Monday

OB Markers: My Straits Times Story
Cheong Yip Seng
Singapore: Straits Times Press, 2012
ISBN: 9789814342339

Cheong Yip Seng's memoir is much more than just a "deep-background – off-the-record" of Lee Kuan Yew’s years as Singapore’s no. 1 newsmaker. It is a chronological and sensitive explanation of how the Republic’s newspaper of record was shaped by Mr Lee – and, more important, why he took it upon himself to do so.

This memoir could not come at a more appropriate time, when Singapore's third generation leaders find themselves in headwinds of public opinion the first Prime Minister dealt with with a firm hand.
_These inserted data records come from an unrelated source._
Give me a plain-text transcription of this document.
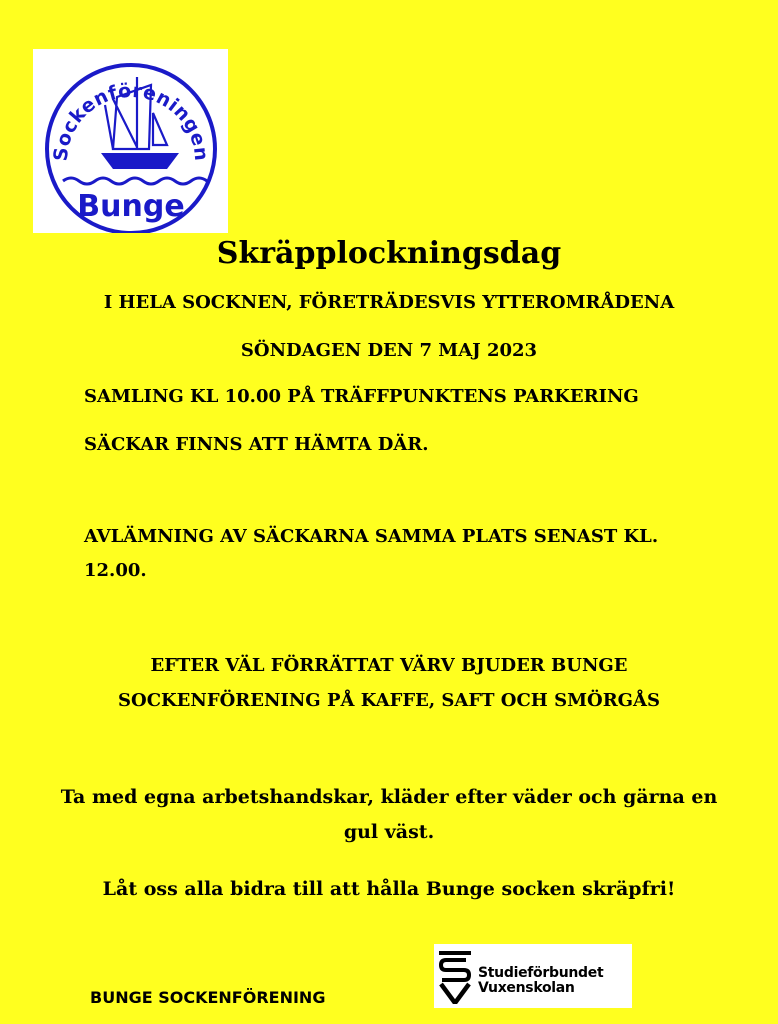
Sockenföreningen
Bunge
Skräpplockningsdag
I HELA SOCKNEN, FÖRETRÄDESVIS YTTEROMRÅDENA
SÖNDAGEN DEN 7 MAJ 2023
SAMLING KL 10.00 PÅ TRÄFFPUNKTENS PARKERING
SÄCKAR FINNS ATT HÄMTA DÄR.
AVLÄMNING AV SÄCKARNA SAMMA PLATS SENAST KL. 12.00.
EFTER VÄL FÖRRÄTTAT VÄRV BJUDER BUNGE SOCKENFÖRENING PÅ KAFFE, SAFT OCH SMÖRGÅS
Ta med egna arbetshandskar, kläder efter väder och gärna en gul väst.
Låt oss alla bidra till att hålla Bunge socken skräpfri!
BUNGE SOCKENFÖRENING
Studieförbundet
Vuxenskolan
Whether times have changed and Singapore's current leadership can no longer deal with The Straits Times the way Mr Lee dealt with Cheong Yip Seng and his predecessors is a question this book throws up. The answer is a subject worthy of debate among the myriad self-appointed and untrained citizen journalists, who really should read this book for their own much needed enlightenment.
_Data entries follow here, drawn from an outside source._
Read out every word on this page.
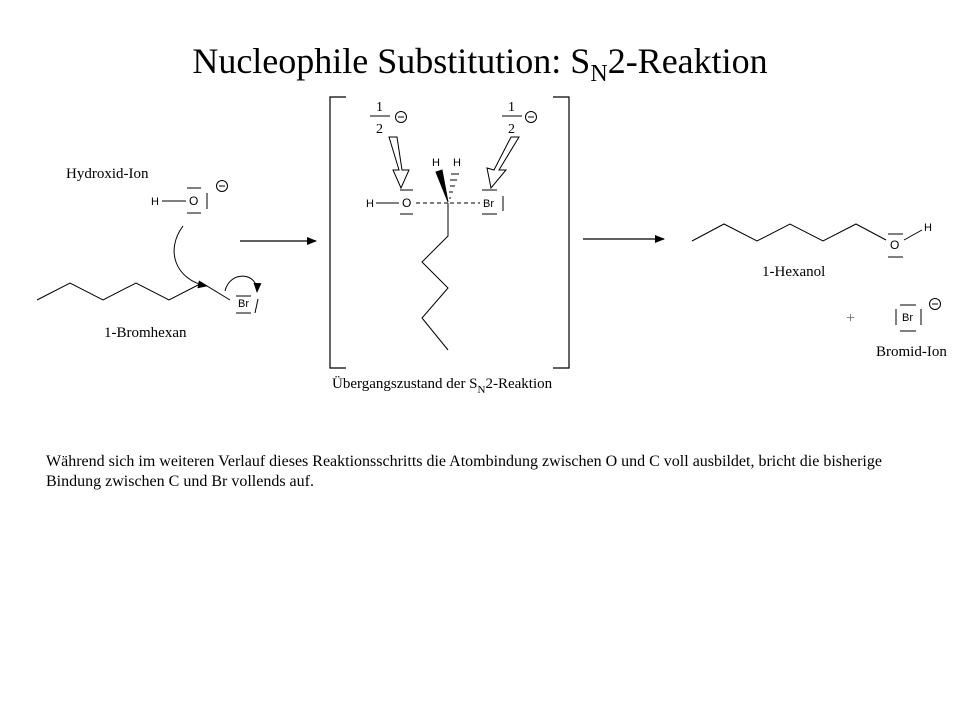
Nucleophile Substitution: $S_N2$-Reaktion
Hydroxid-Ion
H	O
Br
1-Bromhexan
1
2
1
2
H O	Br
H H
Übergangszustand der $S_N2$-Reaktion
O
H
1-Hexanol
+	Br
Bromid-Ion

Während sich im weiteren Verlauf dieses Reaktionsschritts die Atombindung zwischen O und C voll ausbildet, bricht die bisherige Bindung zwischen C und Br vollends auf.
It is also for anyone interested in the future of Singapore, for its accounts of what constituted "out of bounds" up until 2006 show how such areas could possibly be navigated now. As Cheong's memoir of The Straits Times for more than four decades reveals, the rationale for the Singapore media model may be hard to accept for many liberals. But this model has been sufficiently successful to keep Singapore's newspaper of record one of the most successful in the world.